ティティもアンリの女ずれした性格に呆れている者の一人だった。

「お互い様でしょ」

「アンリちゃん、弾んでいる処で悪いけど……」

 ベルエ館長が腕時計を突いて合図を送ってきた。

『行ってしまうのね』

 今日まで、そんな素振りを見せなかったティティが涙を滲ませた。つられてアンリの目からも、塩っぱい味の雫が滴った。

「ティティ、私……」

「頑張るのよ、アン」

 懇親の別れを終えて、館長に礼を言い、立ち去ろうとした。

「私もミイラと会話できたらね。話相手にはなれたのに」

 館長が申し訳なさそうに言った。

「シッ――話かるだけでも――シック、手紙書きます。
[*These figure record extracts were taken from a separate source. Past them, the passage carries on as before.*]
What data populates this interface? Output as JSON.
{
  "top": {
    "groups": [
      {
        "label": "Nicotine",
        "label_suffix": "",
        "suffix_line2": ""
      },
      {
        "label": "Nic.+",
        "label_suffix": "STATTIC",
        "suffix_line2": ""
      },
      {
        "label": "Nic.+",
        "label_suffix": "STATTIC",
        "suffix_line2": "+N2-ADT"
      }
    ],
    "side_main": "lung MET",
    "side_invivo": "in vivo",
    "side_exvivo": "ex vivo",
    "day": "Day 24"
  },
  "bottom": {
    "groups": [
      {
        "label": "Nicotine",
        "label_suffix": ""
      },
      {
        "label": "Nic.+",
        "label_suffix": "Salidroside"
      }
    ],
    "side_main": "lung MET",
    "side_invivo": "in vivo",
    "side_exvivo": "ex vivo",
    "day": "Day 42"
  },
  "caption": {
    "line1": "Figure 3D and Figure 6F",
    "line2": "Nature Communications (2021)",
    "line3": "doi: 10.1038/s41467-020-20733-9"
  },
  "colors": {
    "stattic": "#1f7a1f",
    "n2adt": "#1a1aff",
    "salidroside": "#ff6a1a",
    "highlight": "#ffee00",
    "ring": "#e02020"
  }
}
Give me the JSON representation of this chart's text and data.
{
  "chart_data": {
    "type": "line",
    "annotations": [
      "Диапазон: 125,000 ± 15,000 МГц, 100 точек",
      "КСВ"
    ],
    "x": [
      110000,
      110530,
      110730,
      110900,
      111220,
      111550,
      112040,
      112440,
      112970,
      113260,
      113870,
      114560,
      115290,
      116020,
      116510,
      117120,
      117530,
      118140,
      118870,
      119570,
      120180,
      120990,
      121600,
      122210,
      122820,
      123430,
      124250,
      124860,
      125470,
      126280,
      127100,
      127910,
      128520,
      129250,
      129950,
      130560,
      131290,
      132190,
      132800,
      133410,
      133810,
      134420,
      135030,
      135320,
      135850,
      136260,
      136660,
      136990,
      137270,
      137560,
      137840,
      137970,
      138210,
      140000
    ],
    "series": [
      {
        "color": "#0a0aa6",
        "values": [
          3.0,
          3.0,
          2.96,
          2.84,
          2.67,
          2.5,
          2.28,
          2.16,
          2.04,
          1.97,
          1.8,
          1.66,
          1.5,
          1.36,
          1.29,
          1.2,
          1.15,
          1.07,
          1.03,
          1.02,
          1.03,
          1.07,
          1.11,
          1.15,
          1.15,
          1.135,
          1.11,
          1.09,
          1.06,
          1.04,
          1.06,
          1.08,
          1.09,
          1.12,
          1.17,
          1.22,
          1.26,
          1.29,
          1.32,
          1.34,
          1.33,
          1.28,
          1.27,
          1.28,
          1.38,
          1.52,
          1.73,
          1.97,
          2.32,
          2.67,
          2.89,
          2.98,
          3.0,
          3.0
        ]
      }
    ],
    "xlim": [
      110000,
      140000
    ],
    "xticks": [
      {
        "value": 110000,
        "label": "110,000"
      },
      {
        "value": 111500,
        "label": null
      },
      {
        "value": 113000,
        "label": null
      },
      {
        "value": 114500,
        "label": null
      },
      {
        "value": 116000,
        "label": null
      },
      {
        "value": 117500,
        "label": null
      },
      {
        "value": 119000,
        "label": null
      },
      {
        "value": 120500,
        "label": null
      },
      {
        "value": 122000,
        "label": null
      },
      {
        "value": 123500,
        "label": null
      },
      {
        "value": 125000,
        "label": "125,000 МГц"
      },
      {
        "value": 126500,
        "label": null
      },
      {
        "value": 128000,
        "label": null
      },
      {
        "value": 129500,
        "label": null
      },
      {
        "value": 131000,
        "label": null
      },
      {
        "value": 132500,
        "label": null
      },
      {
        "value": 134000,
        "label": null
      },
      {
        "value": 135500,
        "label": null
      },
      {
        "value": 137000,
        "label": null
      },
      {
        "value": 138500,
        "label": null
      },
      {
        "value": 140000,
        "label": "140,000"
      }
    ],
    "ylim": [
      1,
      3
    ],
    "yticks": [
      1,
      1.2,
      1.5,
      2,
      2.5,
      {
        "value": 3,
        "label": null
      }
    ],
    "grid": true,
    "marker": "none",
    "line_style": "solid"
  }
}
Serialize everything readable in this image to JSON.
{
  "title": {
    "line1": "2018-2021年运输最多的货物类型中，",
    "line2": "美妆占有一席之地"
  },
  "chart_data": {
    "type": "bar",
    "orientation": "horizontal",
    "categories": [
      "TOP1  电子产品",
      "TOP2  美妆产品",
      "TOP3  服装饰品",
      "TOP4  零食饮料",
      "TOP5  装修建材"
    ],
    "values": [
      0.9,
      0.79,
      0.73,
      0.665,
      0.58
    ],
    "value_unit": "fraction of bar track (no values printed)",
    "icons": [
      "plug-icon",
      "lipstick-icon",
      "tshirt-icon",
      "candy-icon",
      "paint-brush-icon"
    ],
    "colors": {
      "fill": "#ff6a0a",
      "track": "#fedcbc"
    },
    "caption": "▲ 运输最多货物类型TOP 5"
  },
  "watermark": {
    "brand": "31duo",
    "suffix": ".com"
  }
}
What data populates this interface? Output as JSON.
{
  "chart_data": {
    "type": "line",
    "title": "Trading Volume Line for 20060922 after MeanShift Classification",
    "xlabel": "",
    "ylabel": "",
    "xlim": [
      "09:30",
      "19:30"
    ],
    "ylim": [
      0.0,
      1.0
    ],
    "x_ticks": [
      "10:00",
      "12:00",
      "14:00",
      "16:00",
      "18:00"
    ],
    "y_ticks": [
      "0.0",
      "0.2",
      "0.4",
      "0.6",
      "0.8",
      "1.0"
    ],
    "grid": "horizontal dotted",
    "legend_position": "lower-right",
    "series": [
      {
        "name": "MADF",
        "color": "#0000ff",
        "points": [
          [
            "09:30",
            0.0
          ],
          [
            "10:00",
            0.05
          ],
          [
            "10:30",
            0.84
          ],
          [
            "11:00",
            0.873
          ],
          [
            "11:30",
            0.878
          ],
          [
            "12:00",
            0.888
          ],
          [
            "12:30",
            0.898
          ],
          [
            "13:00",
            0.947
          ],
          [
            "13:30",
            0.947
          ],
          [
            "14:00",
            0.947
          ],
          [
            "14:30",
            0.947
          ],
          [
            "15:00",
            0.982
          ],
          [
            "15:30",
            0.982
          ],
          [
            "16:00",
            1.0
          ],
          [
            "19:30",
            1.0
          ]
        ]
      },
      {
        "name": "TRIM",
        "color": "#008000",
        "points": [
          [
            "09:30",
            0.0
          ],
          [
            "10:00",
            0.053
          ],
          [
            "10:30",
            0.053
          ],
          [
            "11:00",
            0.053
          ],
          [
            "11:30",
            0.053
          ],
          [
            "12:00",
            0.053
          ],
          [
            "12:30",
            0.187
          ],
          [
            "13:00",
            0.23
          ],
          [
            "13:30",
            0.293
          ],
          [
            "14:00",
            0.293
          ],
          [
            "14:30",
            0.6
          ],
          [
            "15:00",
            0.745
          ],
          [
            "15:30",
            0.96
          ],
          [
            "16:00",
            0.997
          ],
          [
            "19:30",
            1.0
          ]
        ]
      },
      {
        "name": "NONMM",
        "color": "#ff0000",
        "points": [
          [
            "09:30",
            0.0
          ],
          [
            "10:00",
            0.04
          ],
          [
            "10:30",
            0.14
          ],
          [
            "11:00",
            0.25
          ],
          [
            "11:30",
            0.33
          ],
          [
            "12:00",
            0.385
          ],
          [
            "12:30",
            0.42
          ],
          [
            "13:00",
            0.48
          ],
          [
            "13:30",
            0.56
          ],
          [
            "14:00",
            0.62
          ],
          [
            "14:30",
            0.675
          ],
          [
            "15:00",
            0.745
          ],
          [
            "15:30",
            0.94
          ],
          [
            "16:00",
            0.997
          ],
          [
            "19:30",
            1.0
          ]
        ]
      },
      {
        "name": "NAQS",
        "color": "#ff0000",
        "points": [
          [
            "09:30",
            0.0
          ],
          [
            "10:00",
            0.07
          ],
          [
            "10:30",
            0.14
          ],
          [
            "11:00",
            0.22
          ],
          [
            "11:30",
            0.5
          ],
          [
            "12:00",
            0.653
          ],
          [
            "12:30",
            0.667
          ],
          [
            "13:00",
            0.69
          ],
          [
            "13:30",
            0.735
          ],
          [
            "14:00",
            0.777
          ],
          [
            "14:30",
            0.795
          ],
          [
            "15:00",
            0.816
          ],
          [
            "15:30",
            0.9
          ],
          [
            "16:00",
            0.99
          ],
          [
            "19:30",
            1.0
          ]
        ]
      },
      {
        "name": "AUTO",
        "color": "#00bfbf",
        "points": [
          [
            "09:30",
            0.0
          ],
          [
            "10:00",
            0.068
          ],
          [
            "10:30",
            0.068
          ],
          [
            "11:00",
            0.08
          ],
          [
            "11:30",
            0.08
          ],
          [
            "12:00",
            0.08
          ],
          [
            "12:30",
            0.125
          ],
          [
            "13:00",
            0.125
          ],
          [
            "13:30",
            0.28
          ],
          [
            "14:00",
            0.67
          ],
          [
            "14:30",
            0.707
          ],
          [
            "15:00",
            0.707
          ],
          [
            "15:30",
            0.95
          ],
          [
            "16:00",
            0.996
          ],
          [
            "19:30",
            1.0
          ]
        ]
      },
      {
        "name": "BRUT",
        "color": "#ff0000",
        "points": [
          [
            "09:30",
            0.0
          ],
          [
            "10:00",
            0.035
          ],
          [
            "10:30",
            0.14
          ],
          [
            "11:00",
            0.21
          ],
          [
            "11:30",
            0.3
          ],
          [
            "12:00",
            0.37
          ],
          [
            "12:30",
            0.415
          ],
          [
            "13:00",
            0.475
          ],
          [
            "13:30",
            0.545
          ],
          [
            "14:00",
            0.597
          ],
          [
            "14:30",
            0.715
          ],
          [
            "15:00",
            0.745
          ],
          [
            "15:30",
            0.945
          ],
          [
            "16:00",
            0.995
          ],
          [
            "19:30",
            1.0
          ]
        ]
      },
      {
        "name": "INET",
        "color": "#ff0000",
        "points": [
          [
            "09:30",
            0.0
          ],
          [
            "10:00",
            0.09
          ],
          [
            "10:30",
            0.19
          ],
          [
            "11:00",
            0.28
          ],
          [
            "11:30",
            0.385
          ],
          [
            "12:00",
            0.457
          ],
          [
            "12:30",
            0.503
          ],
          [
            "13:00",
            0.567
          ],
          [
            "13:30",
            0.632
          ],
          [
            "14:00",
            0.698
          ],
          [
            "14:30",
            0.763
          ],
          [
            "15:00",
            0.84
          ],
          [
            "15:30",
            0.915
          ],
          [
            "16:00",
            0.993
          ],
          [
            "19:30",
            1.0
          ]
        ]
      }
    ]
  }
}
そしたら、ティティに読んであげて下さい」

 アンリは鼻をぐずらせ言った。

「分かったよ。二人は本当に仲がいいんだね」

 アンリは建物を出て車に乗り込んだ。ポシェットからハンカチを出して目頭を押さえた。

「なんだ、泣いているのか。アンにしては珍しい」

 博物館を出て二一分後、ケンブル駅に到着した。駅のカフェで早めの昼食を済ませ、父親とプラットホームのベンチに座って列車を待った。

「大丈夫か?」

「何が?…わっ私は、家を出る覚悟なんて一年前から出来ているのよ。当日になって怖気づくものですか」

「そうか。それにしは声が上擦ってないか」

「熱いから、喉がカラカラになっただけ」

 誤魔化すように、購入したばかりのジュースを開けた。

「忘れ物はないな。あっちに着いたら連絡しろよ。それと、ディック君の邪魔はしないように」

 これから生活する宅(いえ)は探偵事務所兼用となっているらしい。

「心配しないで」

「そうだな。お前はしっかりしてるもんな」

 一番ホームに十三時二九分発パディントン行きが入線した。

「行ってきます」

「しっかりな」

 ここからロンドンまで一時間十七分の旅路である。アンリは乗車口に足をかける寸前に振り返り、父親に告げた。

「家を爆発させることだけはしないでね」

 忠告した後で、わざとウインクしてみせた。その時の父親の顔といったら……アンリは生涯忘れられないだろう。